L'œuvre fictionnelle de Wells est imprégnée de cet engagement de tous les jours – certains de ses romans, semble-t-il, ne sont guère que des prétextes à de multiples dissertations touchant tous les domaines, et parfois de manière fort incongrue : une romance sentimentale, chez Wells, peut aisément déboucher sur une apologie de « l'État mondial » et de la « conscience collective » de l'humanité future ! Mais Wells fut également un journaliste, un essayiste, un scientifique parfois pointu, ou un vulgarisateur : son œuvre non-fictionnelle est abondante et rencontre régulièrement de l'écho (il faut notamment évoquer ici son Esquisse de l'histoire universelle, énorme succès de librairie en son temps), toujours engagée, parfois « visionnaire ». Wells acquit rapidement une stature de « prophète », qui dépassa ses seuls écrits de science-fiction, il est vrai parfois remarquables à cet égard : pensons aux chars d'assaut décrits dès 1903... ou à la bombe atomique dès 1914 ! Mais, à énumérer naïvement les « prévisions » de Wells, on aurait tôt fait de sombrer dans le ridicule... C'est pourtant à bon droit que l'on a pu faire de Wells un des pères fondateurs de la « prospective », discipline – qui, je l'avoue, m'a toujours laissé pour le moins sceptique, j'ai déjà eu l'occasion de l'écrire par ailleurs... – qu'il a largement contribué à définir et à organiser, écrivant de nombreuses « anticipations » (on lui doit plus ou moins l'introduction de ce terme dans la langue française, au passage) en dehors de tout cadre romanesque, avec parfois une indéniable lucidité (ainsi pour ce qui est de l'urbanisme, où le développement horizontal est privilégié sur le vertical – un « anti-Métropolis », en somme : sa critique du film de Lang fut extrêmement virulente ! –, ou encore du dépassement du chemin de fer par l'automobile, etc.).
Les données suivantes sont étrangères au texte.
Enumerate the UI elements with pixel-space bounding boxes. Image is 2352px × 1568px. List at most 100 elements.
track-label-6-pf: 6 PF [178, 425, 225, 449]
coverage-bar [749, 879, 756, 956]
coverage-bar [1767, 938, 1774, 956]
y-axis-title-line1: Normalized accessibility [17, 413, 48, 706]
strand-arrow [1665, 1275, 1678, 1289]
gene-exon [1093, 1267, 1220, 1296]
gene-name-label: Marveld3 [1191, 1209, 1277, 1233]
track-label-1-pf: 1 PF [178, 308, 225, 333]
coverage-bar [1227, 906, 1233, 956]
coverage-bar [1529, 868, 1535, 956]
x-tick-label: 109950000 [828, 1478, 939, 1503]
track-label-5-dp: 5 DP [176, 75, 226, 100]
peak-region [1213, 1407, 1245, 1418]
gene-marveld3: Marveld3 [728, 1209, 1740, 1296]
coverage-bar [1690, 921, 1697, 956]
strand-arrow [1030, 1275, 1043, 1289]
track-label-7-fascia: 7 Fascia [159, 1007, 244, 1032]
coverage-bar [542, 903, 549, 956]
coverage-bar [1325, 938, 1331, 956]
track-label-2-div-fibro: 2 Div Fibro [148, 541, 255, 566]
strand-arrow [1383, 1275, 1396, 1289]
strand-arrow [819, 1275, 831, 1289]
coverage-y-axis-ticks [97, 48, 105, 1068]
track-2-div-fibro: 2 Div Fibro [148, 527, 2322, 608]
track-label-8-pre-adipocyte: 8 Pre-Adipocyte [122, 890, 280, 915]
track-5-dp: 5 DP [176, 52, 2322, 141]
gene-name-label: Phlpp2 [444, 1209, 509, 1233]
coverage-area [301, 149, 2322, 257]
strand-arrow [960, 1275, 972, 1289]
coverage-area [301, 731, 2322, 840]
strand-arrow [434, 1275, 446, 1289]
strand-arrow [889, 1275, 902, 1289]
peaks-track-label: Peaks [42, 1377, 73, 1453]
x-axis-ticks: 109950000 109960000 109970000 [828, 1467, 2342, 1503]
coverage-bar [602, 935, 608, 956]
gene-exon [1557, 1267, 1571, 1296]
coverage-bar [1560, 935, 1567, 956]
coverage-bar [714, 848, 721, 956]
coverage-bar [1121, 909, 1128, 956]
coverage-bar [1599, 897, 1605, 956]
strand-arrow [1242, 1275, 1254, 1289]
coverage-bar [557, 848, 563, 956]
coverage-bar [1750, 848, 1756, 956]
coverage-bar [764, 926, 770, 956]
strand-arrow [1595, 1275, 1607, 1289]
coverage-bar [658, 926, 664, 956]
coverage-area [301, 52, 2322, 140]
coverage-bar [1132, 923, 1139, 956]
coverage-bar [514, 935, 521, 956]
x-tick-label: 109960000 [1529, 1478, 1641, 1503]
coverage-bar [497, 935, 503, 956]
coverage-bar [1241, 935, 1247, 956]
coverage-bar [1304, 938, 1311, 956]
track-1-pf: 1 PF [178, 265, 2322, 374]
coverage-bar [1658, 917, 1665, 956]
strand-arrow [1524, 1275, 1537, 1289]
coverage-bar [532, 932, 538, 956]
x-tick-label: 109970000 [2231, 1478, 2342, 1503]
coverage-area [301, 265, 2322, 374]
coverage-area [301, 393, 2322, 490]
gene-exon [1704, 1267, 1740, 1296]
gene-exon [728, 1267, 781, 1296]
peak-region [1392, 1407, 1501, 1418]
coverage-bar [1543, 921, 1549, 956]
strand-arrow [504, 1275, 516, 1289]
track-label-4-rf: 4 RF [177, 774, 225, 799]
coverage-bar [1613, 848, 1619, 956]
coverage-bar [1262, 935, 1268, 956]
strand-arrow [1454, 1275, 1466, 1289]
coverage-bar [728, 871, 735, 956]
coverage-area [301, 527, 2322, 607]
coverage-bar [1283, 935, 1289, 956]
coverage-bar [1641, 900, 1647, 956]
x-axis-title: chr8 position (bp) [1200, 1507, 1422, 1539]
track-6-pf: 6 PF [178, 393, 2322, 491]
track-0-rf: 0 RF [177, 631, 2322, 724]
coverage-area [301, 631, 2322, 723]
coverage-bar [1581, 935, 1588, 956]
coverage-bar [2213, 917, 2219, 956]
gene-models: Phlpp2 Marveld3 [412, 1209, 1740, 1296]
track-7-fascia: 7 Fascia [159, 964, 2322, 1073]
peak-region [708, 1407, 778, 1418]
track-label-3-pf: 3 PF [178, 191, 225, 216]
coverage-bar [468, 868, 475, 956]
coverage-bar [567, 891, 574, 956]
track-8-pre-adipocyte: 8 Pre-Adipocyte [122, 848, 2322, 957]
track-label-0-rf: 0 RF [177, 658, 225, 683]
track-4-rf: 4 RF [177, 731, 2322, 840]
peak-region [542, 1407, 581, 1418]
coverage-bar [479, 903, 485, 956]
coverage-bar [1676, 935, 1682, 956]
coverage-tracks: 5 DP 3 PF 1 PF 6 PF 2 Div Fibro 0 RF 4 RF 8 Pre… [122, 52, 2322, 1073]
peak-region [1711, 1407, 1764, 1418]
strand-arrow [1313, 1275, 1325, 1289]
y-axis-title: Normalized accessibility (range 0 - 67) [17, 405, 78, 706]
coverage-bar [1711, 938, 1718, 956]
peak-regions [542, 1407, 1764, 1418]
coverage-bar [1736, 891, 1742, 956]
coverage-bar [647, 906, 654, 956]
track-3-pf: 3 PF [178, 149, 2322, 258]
De tout cela, et de bien d'autres choses encore (et notamment la réception critique de l'œuvre de Wells en France), Joseph Altairac nous entretient avec talent, de manière passionnée et passionnante, dans un essai à la fois dense et d'une lecture agréable (avec quelques traits d'humour pince-sans-rire à l'occasion...). Ce Parcours d'une œuvre me fait à vrai dire l'effet d'une lecture indispensable, ou peu s'en faut, pour tout amateur français de Wells, ou plus largement de science-fiction. Un regret, pourtant : sa brièveté... L'essai à proprement parler s'achève en effet au bout de 132 pages, ce qui est bien peu pour un sujet aussi vaste et complexe : il est bien des pages où l'on ne peut que s'avouer frustré, désireux d'en lire bien davantage... Dommage.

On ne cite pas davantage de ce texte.